João Paulo II na Carta aos Artistas dizia: «Vivendo e agindo é que o homem estabelece a
sua relação com o ser, a verdade e o bem.
O artista vive numa relação peculiar com a
beleza.
Pode-se dizer, com profunda verdade, que a
beleza é a vocação a que o Criador o chamou
com o dom do talento artístico».
É a Palavra, na sua máxima densidade e relção imagética, que nos compromete com o
ver, desvela o sentido do olhar face à imagem, e nos leva a desprender dos nossos
ângulos e perspectivas, para entrarmos na
textura visual (relação texto-imagem), na dinâmica silenciosa e inquiridora da palavra e
na glória infinita de Deus.
Vislumbramos nessa visão uma revelação,
uma poiesis, um conteúdo que nos transforma, tal como foi a intensa luz que invadiu os
olhos de Paulo, para daí em diante deixar de
se ver a si mesmo para ver apaixonadamente
com olhos de Deus, pelas mãos de Ananias.
Neste desejo de alcançar o ser da eternidade
numa bela liturgia coloquial entre Deus e o
Homem, a Igreja desde sempre valorizou a
arte humana na sua relação com a contemplação do esplendor do mistério pascal de
Cristo (alguns exemplos: a arte paleocristã
com os belos frescos a representar as diversas cenas bíblicas, a arte renascentista, a
talha barroca, as formas de arte contemporânea que procuram recuperar os espaços,
os silêncios inquiridores das palavras até à
exaustão das suas possibilidades, apelando
para uma memória que convoque a presença urgente de um rosto, do amor infinito de
Deus na vida humana).
Como escreve o papa Bento XVI na exortação
Sacramentum Caritatis (Sacramento da Caridade) «a beleza não é uma simples harmonia
de formas; “o mais belo dos filhos do homem» (Sl 45[44], 3) misteriosamente é também um individuo sem distinção nem beleza
que atraia o nosso olhar” (Is 53, 2).
Curioso é que essa atracção do olhar revelanos o amor cruciforme que transfigura a morte pela luz suave e radiante da ressurreição.

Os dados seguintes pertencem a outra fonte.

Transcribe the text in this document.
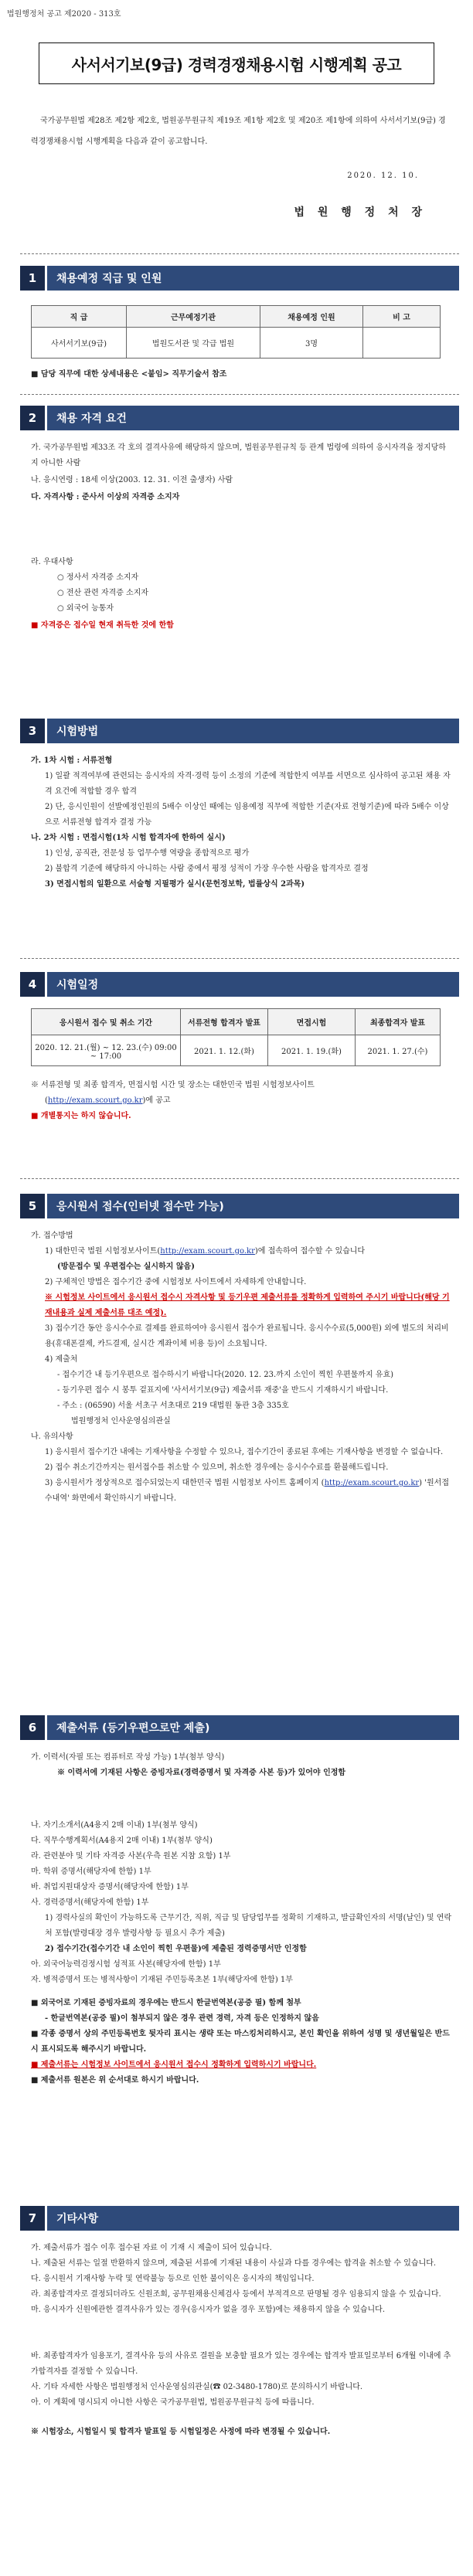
법원행정처 공고 제2020 - 313호
사서서기보(9급) 경력경쟁채용시험 시행계획 공고
국가공무원법 제28조 제2항 제2호, 법원공무원규칙 제19조 제1항 제2호 및 제20조 제1항에 의하여 사서서기보(9급) 경력경쟁채용시험 시행계획을 다음과 같이 공고합니다.
2020. 12. 10.
법 원 행 정 처 장
1	채용예정 직급 및 인원
직 급	근무예정기관	채용예정 인원	비 고
사서서기보(9급)	법원도서관 및 각급 법원	3명	
■ 담당 직무에 대한 상세내용은 <붙임> 직무기술서 참조
2	채용 자격 요건

가. 국가공무원법 제33조 각 호의 결격사유에 해당하지 않으며, 법원공무원규칙 등 관계 법령에 의하여 응시자격을 정지당하지 아니한 사람

나. 응시연령 : 18세 이상(2003. 12. 31. 이전 출생자) 사람

다. 자격사항 : 준사서 이상의 자격증 소지자

라. 우대사항

○ 정사서 자격증 소지자

○ 전산 관련 자격증 소지자

○ 외국어 능통자

■ 자격증은 접수일 현재 취득한 것에 한함

3	시험방법

가. 1차 시험 : 서류전형

1) 일괄 적격여부에 관련되는 응시자의 자격·경력 등이 소정의 기준에 적합한지 여부를 서면으로 심사하여 공고된 채용 자격 요건에 적합할 경우 합격

2) 단, 응시인원이 선발예정인원의 5배수 이상인 때에는 임용예정 직무에 적합한 기준(자료 전형기준)에 따라 5배수 이상으로 서류전형 합격자 결정 가능

나. 2차 시험 : 면접시험(1차 시험 합격자에 한하여 실시)

1) 인성, 공직관, 전문성 등 업무수행 역량을 종합적으로 평가

2) 불합격 기준에 해당하지 아니하는 사람 중에서 평정 성적이 가장 우수한 사람을 합격자로 결정

3) 면접시험의 일환으로 서술형 지필평가 실시(문헌정보학, 법률상식 2과목)

4	시험일정
응시원서 접수 및 취소 기간	서류전형 합격자 발표	면접시험	최종합격자 발표
2020. 12. 21.(월) ~ 12. 23.(수) 09:00 ~ 17:00	2021. 1. 12.(화)	2021. 1. 19.(화)	2021. 1. 27.(수)

※ 서류전형 및 최종 합격자, 면접시험 시간 및 장소는 대한민국 법원 시험정보사이트

(http://exam.scourt.go.kr)에 공고

■ 개별통지는 하지 않습니다.

5	응시원서 접수(인터넷 접수만 가능)

가. 접수방법

1) 대한민국 법원 시험정보사이트(http://exam.scourt.go.kr)에 접속하여 접수할 수 있습니다

(방문접수 및 우편접수는 실시하지 않음)

2) 구체적인 방법은 접수기간 중에 시험정보 사이트에서 자세하게 안내합니다.

※ 시험정보 사이트에서 응시원서 접수시 자격사항 및 등기우편 제출서류를 정확하게 입력하여 주시기 바랍니다(해당 기재내용과 실제 제출서류 대조 예정).

3) 접수기간 동안 응시수수료 결제를 완료하여야 응시원서 접수가 완료됩니다. 응시수수료(5,000원) 외에 별도의 처리비용(휴대폰결제, 카드결제, 실시간 계좌이체 비용 등)이 소요됩니다.

4) 제출처

- 접수기간 내 등기우편으로 접수하시기 바랍니다(2020. 12. 23.까지 소인이 찍힌 우편물까지 유효)

- 등기우편 접수 시 봉투 겉표지에 '사서서기보(9급) 제출서류 재중'을 반드시 기재하시기 바랍니다.

- 주소 : (06590) 서울 서초구 서초대로 219 대법원 동관 3층 335호

법원행정처 인사운영심의관실

나. 유의사항

1) 응시원서 접수기간 내에는 기재사항을 수정할 수 있으나, 접수기간이 종료된 후에는 기재사항을 변경할 수 없습니다.

2) 접수 취소기간까지는 원서접수를 취소할 수 있으며, 취소한 경우에는 응시수수료를 환불해드립니다.

3) 응시원서가 정상적으로 접수되었는지 대한민국 법원 시험정보 사이트 홈페이지 (http://exam.scourt.go.kr) '원서접수내역' 화면에서 확인하시기 바랍니다.

6	제출서류 (등기우편으로만 제출)

가. 이력서(자필 또는 컴퓨터로 작성 가능) 1부(첨부 양식)

※ 이력서에 기재된 사항은 증빙자료(경력증명서 및 자격증 사본 등)가 있어야 인정함

나. 자기소개서(A4용지 2매 이내) 1부(첨부 양식)

다. 직무수행계획서(A4용지 2매 이내) 1부(첨부 양식)

라. 관련분야 및 기타 자격증 사본(우측 원본 지참 요함) 1부

마. 학위 증명서(해당자에 한함) 1부

바. 취업지원대상자 증명서(해당자에 한함) 1부

사. 경력증명서(해당자에 한함) 1부

1) 경력사실의 확인이 가능하도록 근무기간, 직위, 직급 및 담당업무를 정확히 기재하고, 발급확인자의 서명(날인) 및 연락처 포함(발령대장 경우 발령사항 등 필요시 추가 제출)

2) 접수기간(접수기간 내 소인이 찍힌 우편물)에 제출된 경력증명서만 인정함

아. 외국어능력검정시험 성적표 사본(해당자에 한함) 1부

자. 병적증명서 또는 병적사항이 기재된 주민등록초본 1부(해당자에 한함) 1부

■ 외국어로 기재된 증빙자료의 경우에는 반드시 한글번역본(공증 필) 함께 첨부

- 한글번역본(공증 필)이 첨부되지 않은 경우 관련 경력, 자격 등은 인정하지 않음

■ 각종 증명서 상의 주민등록번호 뒷자리 표시는 생략 또는 마스킹처리하시고, 본인 확인을 위하여 성명 및 생년월일은 반드시 표시되도록 해주시기 바랍니다.

■ 제출서류는 시험정보 사이트에서 응시원서 접수시 정확하게 입력하시기 바랍니다.

■ 제출서류 원본은 위 순서대로 하시기 바랍니다.

7	기타사항

가. 제출서류가 접수 이후 접수된 자료 이 기재 시 제출이 되어 있습니다.

나. 제출된 서류는 일절 반환하지 않으며, 제출된 서류에 기재된 내용이 사실과 다를 경우에는 합격을 취소할 수 있습니다.

다. 응시원서 기재사항 누락 및 연락불능 등으로 인한 불이익은 응시자의 책임입니다.

라. 최종합격자로 결정되더라도 신원조회, 공무원채용신체검사 등에서 부적격으로 판명될 경우 임용되지 않을 수 있습니다.

마. 응시자가 신원에관한 결격사유가 있는 경우(응시자가 없을 경우 포함)에는 채용하지 않을 수 있습니다.

바. 최종합격자가 임용포기, 결격사유 등의 사유로 결원을 보충할 필요가 있는 경우에는 합격자 발표일로부터 6개월 이내에 추가합격자를 결정할 수 있습니다.

사. 기타 자세한 사항은 법원행정처 인사운영심의관실(☎ 02-3480-1780)로 문의하시기 바랍니다.

아. 이 계획에 명시되지 아니한 사항은 국가공무원법, 법원공무원규칙 등에 따릅니다.

※ 시험장소, 시험일시 및 합격자 발표일 등 시험일정은 사정에 따라 변경될 수 있습니다.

A propósito desta epifania permiti que cite
Duarte Melo acerca da pintura de Ilda David’: tem um modo próprio de interrogar e de
avizinhar-se à beleza: identifica uma epifania,
uma página, um assombro e estabelece com
eles um pacto, como quem escolhe uma morada.
A sua obra tem o vislumbre e o segredo de
uma poética» que nos arrebata e nos atrai
para a verdadeira vocação: amar. «Se queremos aprender a amar temos de fazer o que
faríamos se quiséssemos aprender qualquer
arte, como a música, a pintura, arte da medicina ou engenharia» (Erich Fromm).
O valor universal da arte humaniza as relações
humanas, torna-nos próximos na descoberta
de uma nova evangelização que coloque em
diálogo o património artístico religioso e as
diversas culturas existentes e emergentes.
Assim, a beleza artística, presença do Espírito
de Deus no humano, é um «convite a buscar
o rosto de Deus que se tornou visível em Jesus de Nazaré” (João Paulo II, Ecclesia in Europa, 60).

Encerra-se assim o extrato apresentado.